New ideas are often easier to grasp if they are presented in the more vivid context of a specific example or in analogy to some familiar image. Figures of speech--metaphor ("The river was an ancient witness"), simile ("The river advanced deliberately, like a dignified village elder"), personification ("old man river"), and so on--are all means of bringing writing to life in this fashion, much as the parable animates moral teaching or as role playing stimulates psychological insight. These livelier modes of expression, if used sparingly, have the virtue of focusing the reader's attention and clarifying the writer's position; in skilled hands, figures of speech instill prose with grace and beauty. But, as with any other device, they will distract and obscure if used excessively ("Old man river was an ancient witness who advanced deliberately as if he were a village elder"), imprecisely ("The winding river bore the crooked smile of a toothless hag") or inaccurately ("The icy river foamed with a fiery dullness").

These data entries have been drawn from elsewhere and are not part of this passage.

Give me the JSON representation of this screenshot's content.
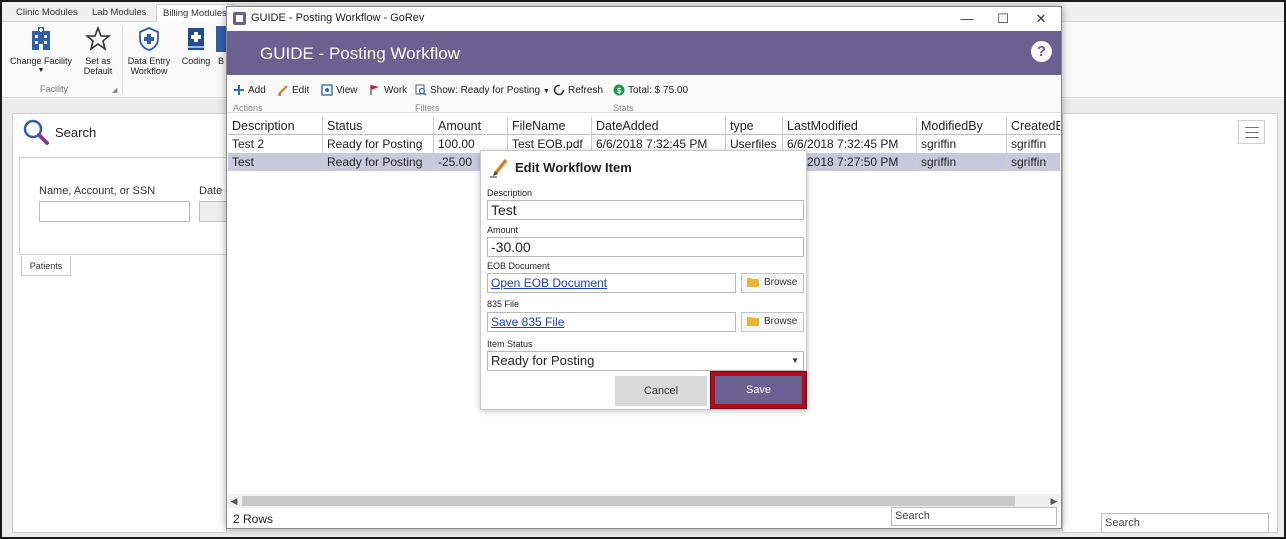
{
  "ribbon": {
    "tabs": [
      "Clinic Modules",
      "Lab Modules",
      "Billing Modules"
    ],
    "buttons": {
      "change_facility": "Change Facility",
      "set_default_line1": "Set as",
      "set_default_line2": "Default",
      "data_entry_line1": "Data Entry",
      "data_entry_line2": "Workflow",
      "coding": "Coding",
      "partial": "B"
    },
    "group_label": "Facility"
  },
  "search_pane": {
    "title": "Search",
    "name_label": "Name, Account, or SSN",
    "date_label": "Date o",
    "patients_tab": "Patients"
  },
  "bg_search": {
    "placeholder": "Search"
  },
  "workflow": {
    "window_title": "GUIDE - Posting Workflow - GoRev",
    "header_title": "GUIDE - Posting Workflow",
    "help": "?",
    "toolbar": {
      "add": "Add",
      "edit": "Edit",
      "view": "View",
      "work": "Work",
      "show": "Show: Ready for Posting",
      "refresh": "Refresh",
      "total": "Total: $ 75.00",
      "group_actions": "Actions",
      "group_filters": "Filters",
      "group_stats": "Stats"
    },
    "columns": [
      "Description",
      "Status",
      "Amount",
      "FileName",
      "DateAdded",
      "type",
      "LastModified",
      "ModifiedBy",
      "CreatedB"
    ],
    "rows": [
      [
        "Test 2",
        "Ready for Posting",
        "100.00",
        "Test EOB.pdf",
        "6/6/2018 7:32:45 PM",
        "Userfiles",
        "6/6/2018 7:32:45 PM",
        "sgriffin",
        "sgriffin"
      ],
      [
        "Test",
        "Ready for Posting",
        "-25.00",
        "",
        "",
        "",
        "2018 7:27:50 PM",
        "sgriffin",
        "sgriffin"
      ]
    ],
    "row_count": "2 Rows",
    "search_placeholder": "Search"
  },
  "dialog": {
    "title": "Edit Workflow Item",
    "description_label": "Description",
    "description_value": "Test",
    "amount_label": "Amount",
    "amount_value": "-30.00",
    "eob_label": "EOB Document",
    "eob_link": "Open EOB Document",
    "file835_label": "835 File",
    "file835_link": "Save 835 File",
    "browse": "Browse",
    "status_label": "Item Status",
    "status_value": "Ready for Posting",
    "cancel": "Cancel",
    "save": "Save"
  },
  "colors": {
    "header_purple": "#6a6191",
    "selected_row": "#c9c9de",
    "highlight_red": "#b00b1e",
    "link_blue": "#1a3fbf"
  }
}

Two warnings seem particularly relevant to unpracticed writers. First, take great care to avoid mixing metaphors, whether intentionally ("The angry river foamed like a glass of beer"), or unintentionally ("The raging torrent of words dried my pool of resolve"). Second, use extended metaphor Ñ the "conceit"--cautiously if at all, since readers' efforts to follow the clever elaboration of your original analogy may eventually cost them the memory of the idea you chose to embellish.
Writers can make unintentionally comic mistakes when they fail to realize that abstract, neutral-looking Latin words may be "dead metaphors" -- metaphors that can return embarrassingly to life when the reader is more aware of etymology than the writer. For instance, a student writing a paper about the Iliad may wish to say that the poem makes us think about the complexities of death. He unwittingly writes:
In the Iliad death becomes a multi-faceted subject for rumination.Gems have facets (and so, metaphorically, does a complex problem); a cow ruminates (and so do people, metaphorically, when they "chew over" ideas). But the two metaphors do not mix well; gems do not belong in a cow's stomach.